Antoine de Meaux signe un premier roman historique qui plonge le lecteur dans les entrailles de la Révolution française. "Le Fleuve Guillotine" fait revivre une part méconnue de cette période, le soulèvement de Lyon contre la Convention nationale de Paris. Un corps à corps sanglant au coeur de la capitale des Gaules qui faillit se transformer en guerre civile.

C'est une part méconnue de l'Histoire de France que raconte Antoine de Meaux dans ce premier roman, le soulèvement de Lyon contre la Convention nationale. Une révolte qui a opposé les rolandins (girondins lyonnais) aux chaliers (montagnards lyonnais) entre juin et novembre 1793.

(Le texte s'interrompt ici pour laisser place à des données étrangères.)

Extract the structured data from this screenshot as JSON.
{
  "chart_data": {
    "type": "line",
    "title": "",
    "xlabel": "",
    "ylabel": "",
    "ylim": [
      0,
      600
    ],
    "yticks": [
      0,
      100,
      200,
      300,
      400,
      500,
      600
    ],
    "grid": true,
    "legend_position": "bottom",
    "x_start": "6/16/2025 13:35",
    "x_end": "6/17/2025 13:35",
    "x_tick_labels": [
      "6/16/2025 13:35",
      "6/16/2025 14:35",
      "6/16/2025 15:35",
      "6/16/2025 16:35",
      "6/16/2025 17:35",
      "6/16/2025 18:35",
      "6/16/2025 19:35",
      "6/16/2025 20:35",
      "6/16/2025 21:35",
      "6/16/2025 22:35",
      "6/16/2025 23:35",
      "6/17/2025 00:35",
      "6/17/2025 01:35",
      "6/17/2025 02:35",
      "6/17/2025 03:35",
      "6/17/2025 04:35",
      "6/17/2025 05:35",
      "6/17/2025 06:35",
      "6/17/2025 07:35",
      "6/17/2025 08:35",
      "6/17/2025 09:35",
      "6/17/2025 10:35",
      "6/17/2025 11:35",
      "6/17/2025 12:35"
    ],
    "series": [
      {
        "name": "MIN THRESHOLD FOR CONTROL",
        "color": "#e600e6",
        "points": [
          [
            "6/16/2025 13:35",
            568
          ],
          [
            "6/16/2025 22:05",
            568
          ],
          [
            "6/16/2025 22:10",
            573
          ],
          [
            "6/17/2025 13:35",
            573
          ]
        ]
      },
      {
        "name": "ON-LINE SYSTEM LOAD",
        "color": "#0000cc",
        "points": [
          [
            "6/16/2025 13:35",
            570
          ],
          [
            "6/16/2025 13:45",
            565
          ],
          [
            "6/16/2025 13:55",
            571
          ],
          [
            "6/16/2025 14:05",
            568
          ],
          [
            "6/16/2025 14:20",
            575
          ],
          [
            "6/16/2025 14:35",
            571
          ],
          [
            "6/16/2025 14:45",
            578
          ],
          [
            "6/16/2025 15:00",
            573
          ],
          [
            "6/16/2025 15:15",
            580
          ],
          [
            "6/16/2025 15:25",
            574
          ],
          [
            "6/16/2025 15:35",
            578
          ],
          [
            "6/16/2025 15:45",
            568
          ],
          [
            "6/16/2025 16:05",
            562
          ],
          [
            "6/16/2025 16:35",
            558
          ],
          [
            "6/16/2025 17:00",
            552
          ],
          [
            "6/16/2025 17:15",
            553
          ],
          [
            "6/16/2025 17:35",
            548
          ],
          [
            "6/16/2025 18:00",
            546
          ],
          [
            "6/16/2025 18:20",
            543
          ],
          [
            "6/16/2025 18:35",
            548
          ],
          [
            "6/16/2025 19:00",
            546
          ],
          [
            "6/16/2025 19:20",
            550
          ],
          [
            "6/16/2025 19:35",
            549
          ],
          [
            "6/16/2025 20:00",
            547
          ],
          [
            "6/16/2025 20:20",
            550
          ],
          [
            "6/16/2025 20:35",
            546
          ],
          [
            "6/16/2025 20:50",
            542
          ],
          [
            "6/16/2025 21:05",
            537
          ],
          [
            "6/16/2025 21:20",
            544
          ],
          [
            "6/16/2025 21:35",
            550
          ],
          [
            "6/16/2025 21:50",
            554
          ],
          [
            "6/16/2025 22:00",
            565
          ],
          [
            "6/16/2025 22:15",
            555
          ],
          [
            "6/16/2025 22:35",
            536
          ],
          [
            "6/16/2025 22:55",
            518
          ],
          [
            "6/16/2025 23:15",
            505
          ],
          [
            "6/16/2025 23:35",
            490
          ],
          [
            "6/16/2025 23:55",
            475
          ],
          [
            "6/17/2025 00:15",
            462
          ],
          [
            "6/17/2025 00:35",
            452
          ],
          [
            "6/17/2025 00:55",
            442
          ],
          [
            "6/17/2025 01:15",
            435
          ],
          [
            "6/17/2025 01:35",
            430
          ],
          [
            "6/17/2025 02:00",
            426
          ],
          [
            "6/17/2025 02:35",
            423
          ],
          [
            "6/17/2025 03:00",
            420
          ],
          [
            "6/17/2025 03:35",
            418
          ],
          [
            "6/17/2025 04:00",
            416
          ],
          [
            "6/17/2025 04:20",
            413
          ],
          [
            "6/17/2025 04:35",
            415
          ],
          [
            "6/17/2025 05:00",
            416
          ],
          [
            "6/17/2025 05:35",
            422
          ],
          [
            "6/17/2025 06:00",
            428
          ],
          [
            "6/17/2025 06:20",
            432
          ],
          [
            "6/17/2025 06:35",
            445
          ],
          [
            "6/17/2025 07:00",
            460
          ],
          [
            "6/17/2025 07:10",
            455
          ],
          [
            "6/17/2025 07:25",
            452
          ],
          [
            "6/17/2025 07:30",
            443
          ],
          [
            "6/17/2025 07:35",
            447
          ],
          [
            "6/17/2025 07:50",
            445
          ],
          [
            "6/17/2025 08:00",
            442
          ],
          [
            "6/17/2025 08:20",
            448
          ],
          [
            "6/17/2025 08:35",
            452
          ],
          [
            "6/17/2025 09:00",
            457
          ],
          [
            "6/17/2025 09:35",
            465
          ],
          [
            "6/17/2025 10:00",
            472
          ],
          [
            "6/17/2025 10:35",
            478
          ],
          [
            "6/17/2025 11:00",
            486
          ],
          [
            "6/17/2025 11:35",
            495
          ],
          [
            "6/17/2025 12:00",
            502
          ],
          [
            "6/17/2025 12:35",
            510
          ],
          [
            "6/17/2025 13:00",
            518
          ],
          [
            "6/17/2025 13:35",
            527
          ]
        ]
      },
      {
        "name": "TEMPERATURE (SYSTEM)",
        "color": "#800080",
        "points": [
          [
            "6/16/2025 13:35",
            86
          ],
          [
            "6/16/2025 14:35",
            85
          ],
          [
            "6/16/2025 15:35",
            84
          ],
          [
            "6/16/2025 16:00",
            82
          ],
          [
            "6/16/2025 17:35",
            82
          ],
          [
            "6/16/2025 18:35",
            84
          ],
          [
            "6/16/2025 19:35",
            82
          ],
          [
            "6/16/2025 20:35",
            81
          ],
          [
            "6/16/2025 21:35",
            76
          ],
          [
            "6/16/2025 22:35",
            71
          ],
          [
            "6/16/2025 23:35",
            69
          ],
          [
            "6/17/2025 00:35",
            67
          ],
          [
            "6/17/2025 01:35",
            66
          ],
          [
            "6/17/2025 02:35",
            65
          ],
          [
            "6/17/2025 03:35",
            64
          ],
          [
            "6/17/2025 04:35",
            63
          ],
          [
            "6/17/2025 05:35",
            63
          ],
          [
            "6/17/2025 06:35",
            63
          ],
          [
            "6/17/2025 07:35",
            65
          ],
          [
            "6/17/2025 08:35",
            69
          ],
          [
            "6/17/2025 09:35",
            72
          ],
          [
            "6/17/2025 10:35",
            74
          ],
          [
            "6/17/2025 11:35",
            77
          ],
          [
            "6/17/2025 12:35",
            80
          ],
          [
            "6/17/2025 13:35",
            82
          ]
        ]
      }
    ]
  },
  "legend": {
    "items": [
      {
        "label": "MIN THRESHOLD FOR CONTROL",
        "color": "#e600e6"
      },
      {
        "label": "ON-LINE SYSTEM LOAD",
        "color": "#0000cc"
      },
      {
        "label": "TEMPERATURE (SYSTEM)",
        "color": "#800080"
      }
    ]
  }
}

Le point de départ se situe à Paris, le 10 août 1792 lors de la prise du Palais des Tuileries. Les jacobins s’apprêtent à porter le coup de grâce mais les Lyonnais se révoltent contre la terreur. Ville bourgeoise et laborieuse, dotée d`une tradition industrielle et ouvrière, Lyon subit à cette époque une grave crise économique. Farouchement républicaine, la ville ne se laisse pas intimider par l`accusation de contre-révolution.

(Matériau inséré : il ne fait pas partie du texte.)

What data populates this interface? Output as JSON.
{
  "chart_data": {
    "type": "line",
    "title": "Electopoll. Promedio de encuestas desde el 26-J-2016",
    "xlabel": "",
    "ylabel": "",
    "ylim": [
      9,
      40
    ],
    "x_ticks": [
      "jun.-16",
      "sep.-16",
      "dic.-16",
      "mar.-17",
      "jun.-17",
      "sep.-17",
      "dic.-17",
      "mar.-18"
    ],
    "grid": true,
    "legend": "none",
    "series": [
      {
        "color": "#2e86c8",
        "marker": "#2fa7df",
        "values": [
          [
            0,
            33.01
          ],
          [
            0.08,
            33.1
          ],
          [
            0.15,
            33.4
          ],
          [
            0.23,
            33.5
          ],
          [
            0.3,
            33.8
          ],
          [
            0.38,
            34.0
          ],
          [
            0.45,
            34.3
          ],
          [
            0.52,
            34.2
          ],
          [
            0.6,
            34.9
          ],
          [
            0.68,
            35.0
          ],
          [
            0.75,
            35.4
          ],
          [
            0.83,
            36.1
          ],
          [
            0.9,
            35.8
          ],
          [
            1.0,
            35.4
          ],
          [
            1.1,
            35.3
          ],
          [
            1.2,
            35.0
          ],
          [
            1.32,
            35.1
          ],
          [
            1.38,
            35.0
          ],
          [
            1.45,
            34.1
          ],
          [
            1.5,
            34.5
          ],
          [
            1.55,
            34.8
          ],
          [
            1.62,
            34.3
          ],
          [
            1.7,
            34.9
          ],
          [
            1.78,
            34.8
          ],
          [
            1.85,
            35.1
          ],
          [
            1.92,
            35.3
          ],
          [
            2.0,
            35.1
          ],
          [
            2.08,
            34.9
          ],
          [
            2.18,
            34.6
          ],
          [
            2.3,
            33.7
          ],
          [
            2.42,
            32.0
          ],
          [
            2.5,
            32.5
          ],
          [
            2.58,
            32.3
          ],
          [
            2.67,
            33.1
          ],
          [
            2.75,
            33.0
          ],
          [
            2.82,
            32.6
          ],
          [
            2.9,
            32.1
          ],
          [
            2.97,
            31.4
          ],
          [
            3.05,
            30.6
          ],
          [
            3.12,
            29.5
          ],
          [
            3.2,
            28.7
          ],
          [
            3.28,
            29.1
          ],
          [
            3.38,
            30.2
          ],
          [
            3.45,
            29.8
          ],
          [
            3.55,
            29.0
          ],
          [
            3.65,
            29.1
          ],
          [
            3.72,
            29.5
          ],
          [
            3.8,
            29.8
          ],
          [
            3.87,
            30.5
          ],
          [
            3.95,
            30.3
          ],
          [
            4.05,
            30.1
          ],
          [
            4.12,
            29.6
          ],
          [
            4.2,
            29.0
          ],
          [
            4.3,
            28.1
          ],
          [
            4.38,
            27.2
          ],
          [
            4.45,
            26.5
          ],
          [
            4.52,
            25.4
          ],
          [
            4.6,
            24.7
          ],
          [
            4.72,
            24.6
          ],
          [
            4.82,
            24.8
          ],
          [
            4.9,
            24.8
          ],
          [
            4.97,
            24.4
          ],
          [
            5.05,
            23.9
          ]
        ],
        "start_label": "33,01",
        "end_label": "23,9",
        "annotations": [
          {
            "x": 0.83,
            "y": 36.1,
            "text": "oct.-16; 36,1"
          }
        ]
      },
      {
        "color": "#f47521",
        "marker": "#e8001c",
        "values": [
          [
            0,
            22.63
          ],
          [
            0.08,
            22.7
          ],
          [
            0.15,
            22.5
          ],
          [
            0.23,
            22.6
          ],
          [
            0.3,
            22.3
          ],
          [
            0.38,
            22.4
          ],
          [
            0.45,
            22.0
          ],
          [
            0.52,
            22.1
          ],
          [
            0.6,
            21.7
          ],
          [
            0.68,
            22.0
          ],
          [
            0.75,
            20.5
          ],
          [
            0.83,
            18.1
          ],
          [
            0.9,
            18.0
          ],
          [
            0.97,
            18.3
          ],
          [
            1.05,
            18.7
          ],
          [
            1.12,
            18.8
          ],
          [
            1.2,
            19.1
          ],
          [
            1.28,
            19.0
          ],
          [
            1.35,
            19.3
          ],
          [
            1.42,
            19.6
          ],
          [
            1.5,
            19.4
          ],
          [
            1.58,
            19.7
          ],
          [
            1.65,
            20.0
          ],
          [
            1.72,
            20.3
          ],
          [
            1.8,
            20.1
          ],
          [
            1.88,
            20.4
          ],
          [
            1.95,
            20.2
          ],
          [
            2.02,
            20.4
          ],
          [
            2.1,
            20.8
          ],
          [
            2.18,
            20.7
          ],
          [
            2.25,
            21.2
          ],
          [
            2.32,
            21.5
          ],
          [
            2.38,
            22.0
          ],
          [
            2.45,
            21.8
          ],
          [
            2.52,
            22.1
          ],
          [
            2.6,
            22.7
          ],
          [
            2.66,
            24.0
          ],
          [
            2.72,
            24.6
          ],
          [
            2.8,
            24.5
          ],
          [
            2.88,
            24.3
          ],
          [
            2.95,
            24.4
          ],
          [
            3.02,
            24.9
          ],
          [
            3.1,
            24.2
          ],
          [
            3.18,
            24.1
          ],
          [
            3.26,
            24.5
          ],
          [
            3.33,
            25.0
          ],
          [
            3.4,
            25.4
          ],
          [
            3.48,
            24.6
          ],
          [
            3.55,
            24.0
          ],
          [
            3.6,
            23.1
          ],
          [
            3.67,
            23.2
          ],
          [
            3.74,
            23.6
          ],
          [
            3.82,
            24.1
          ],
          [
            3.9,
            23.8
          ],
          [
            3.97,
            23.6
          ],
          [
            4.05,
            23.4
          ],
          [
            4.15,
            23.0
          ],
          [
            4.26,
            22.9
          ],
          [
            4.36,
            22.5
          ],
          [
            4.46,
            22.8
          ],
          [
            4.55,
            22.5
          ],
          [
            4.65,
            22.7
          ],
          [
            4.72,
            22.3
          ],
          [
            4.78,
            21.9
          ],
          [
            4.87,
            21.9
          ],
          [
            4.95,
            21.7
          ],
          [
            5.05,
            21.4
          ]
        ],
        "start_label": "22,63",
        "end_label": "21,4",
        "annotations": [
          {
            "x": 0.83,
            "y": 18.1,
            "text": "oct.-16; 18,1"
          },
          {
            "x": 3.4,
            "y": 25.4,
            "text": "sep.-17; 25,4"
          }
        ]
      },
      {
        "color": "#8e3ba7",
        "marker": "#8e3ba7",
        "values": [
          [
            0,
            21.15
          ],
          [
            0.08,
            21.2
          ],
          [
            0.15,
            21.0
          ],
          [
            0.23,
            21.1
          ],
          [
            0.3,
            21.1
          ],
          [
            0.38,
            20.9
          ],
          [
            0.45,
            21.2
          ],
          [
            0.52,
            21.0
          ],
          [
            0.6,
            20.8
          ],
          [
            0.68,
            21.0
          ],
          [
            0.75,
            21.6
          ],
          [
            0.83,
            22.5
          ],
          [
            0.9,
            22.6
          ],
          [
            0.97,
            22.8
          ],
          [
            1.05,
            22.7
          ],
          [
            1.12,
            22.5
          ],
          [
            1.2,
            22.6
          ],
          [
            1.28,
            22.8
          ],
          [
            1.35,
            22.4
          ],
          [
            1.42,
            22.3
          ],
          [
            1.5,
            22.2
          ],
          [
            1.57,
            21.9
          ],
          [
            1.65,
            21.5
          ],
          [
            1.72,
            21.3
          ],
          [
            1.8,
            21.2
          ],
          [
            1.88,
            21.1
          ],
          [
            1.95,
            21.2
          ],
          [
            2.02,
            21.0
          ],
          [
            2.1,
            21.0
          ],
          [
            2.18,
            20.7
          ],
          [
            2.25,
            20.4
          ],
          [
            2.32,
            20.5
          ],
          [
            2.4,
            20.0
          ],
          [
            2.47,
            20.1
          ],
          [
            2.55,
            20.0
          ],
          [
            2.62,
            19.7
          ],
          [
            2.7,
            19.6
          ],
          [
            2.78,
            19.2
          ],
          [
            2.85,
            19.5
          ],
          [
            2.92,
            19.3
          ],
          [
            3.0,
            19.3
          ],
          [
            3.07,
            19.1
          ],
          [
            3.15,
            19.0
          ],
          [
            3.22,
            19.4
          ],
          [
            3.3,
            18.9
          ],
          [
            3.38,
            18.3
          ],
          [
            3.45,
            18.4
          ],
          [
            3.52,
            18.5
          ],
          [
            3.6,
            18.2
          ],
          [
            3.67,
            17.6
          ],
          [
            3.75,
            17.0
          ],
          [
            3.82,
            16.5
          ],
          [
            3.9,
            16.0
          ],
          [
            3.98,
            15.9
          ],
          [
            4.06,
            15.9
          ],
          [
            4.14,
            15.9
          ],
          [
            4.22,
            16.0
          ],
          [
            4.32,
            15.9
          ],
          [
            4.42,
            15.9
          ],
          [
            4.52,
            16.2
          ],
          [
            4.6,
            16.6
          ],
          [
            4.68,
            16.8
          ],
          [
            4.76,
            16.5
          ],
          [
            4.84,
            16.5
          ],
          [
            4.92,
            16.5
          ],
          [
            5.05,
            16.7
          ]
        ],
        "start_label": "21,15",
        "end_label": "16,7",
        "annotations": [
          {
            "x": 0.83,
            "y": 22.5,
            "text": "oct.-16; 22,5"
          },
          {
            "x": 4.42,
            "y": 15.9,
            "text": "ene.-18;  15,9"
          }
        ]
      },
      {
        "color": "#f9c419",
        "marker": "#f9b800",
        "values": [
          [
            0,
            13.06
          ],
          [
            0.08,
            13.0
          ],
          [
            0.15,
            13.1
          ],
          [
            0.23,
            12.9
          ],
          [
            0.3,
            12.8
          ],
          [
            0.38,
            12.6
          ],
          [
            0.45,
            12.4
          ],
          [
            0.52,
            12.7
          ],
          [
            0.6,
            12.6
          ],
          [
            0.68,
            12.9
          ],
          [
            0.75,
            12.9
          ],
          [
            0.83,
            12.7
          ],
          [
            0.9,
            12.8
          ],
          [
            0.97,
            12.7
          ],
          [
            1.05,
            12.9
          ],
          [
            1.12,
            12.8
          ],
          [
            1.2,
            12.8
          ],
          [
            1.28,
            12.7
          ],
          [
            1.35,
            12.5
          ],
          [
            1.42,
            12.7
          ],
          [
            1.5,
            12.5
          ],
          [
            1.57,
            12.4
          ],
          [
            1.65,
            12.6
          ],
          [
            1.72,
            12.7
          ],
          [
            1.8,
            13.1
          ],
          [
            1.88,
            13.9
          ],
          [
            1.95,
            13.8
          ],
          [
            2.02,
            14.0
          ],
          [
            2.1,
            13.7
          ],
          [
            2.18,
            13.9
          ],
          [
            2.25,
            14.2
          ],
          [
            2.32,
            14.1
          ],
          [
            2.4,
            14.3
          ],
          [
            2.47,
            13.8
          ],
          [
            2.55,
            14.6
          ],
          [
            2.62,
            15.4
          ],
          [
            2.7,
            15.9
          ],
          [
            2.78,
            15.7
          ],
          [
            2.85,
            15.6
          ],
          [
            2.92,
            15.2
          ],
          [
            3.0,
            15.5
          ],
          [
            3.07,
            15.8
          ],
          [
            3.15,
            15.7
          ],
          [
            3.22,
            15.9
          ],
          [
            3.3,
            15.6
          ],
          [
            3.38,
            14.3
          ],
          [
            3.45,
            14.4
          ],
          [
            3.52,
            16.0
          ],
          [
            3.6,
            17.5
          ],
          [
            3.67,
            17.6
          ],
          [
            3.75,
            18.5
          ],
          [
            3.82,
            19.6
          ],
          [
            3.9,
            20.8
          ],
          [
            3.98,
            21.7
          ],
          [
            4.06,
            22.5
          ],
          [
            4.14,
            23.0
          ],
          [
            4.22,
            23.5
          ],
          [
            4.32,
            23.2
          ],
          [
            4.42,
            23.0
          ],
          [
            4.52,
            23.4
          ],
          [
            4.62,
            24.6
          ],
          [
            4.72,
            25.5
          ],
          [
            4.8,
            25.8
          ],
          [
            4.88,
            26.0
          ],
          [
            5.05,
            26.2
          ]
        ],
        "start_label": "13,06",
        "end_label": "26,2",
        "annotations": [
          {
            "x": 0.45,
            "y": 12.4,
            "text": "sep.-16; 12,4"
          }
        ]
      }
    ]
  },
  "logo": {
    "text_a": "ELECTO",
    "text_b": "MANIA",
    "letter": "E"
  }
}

Un siège de deux mois que l'auteur restitue par le prisme d'une famille prise dans la tourmente sanglante. "Il y avait ceux qui voulaient résister pour leur foi et leur liberté, d'autres qui considéraient que l'Histoire se crée uniquement dans la violence." explique l'auteur. 

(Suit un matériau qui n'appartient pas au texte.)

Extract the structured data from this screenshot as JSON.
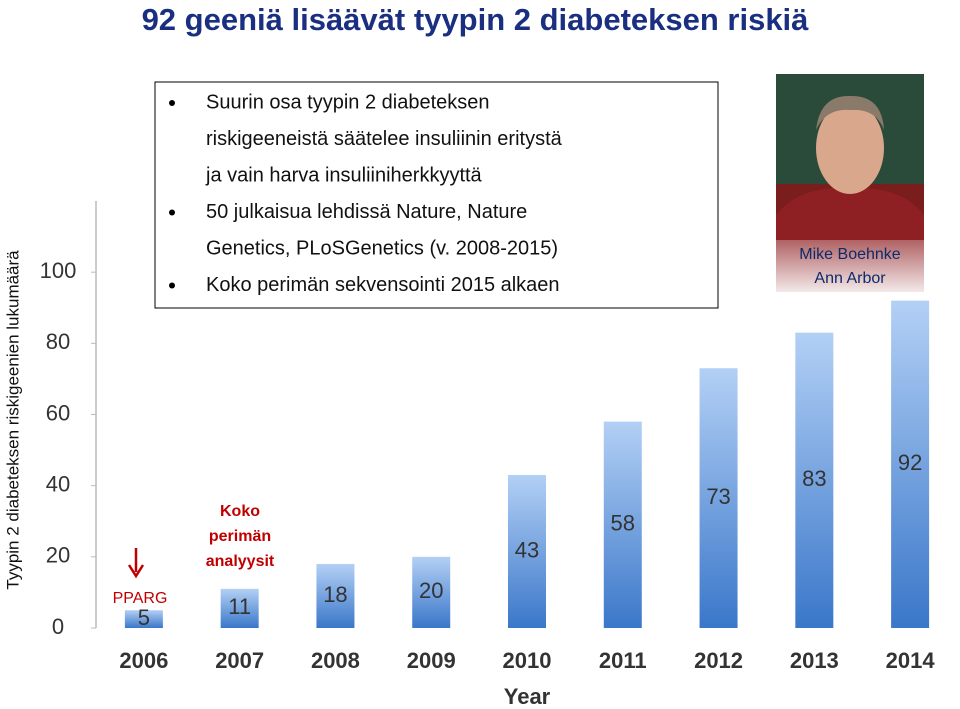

Rencontre avec Antoine de Meaux sur les hauteurs de Fourvière, place Bellecour et dans les catacombes d'une chapelle.
Reportage : M. Figureau / O. Denoyelle / C. Thomas

Les stigmates de la Révolution Lyonnaise

La ville porte en elle les traces de cette révolte sanglante. La Chapelle expiatoire des Brotteaux (Lyon 6e) est à elle seule un véritable sanctuaire de cette tragédie. Sur les murs, une liste exhaustive répértorie les noms de victimes. Parmi elles, un certain Camile de Meaux ancêtre de l'auteur. En descendant dans la crypte, l'ossuaire est glaçant. Ici reposent, les restes des 2000 victimes de la répression. "J'ai l'impression de revoir un peu les personnages de mon roman et ça me touche. C'est très important que la littérature serve à relier les vivants et les morts"
L'ossuaire de la Chapelle expiatoire des Boteaux recense les restes de 2000 victimes

L'ossuaire de la Chapelle expiatoire des Boteaux recense les restes de 2000 victimes

© France 3 / Culturebox

De la réalité à la fiction

Pour raconter cette réalité historique, Antoine de Meaux s'est appuyé sur les mémoires, biographies et études historiques publiés ou réédités sur cette période. Ses personnages, s'ils sont fictifs, sont bien représentatifs des nombreux destins brisés  par cette époque troublée. "Dans le roman on peut rendre tout un tas de choses qu'on ne peut rendre dans le livre d'Histoire ou dans le documentaire. C'est la sensulaité de la végétation, la beauté des paysages, l'émotion que l'on peut ressentire fac au mystère d'une ville comme Lyon"
"Le Fleuve Guillotine"

"Le Fleuve Guillotine"

© France 3 / Culturebox

Note de l'éditeur : 10 août 1792. Aux Tuileries, une poignée de fidèles se rassemble autour du roi et de sa famille. Les jacobins s’apprêtent à porter le coup de grâce. La France est en révolution, autant dire en plein chaos. Pour Louis du Torbeil et son jeune beau-frère Jean de Pierrebelle, c’est une journée de larmes et de sang.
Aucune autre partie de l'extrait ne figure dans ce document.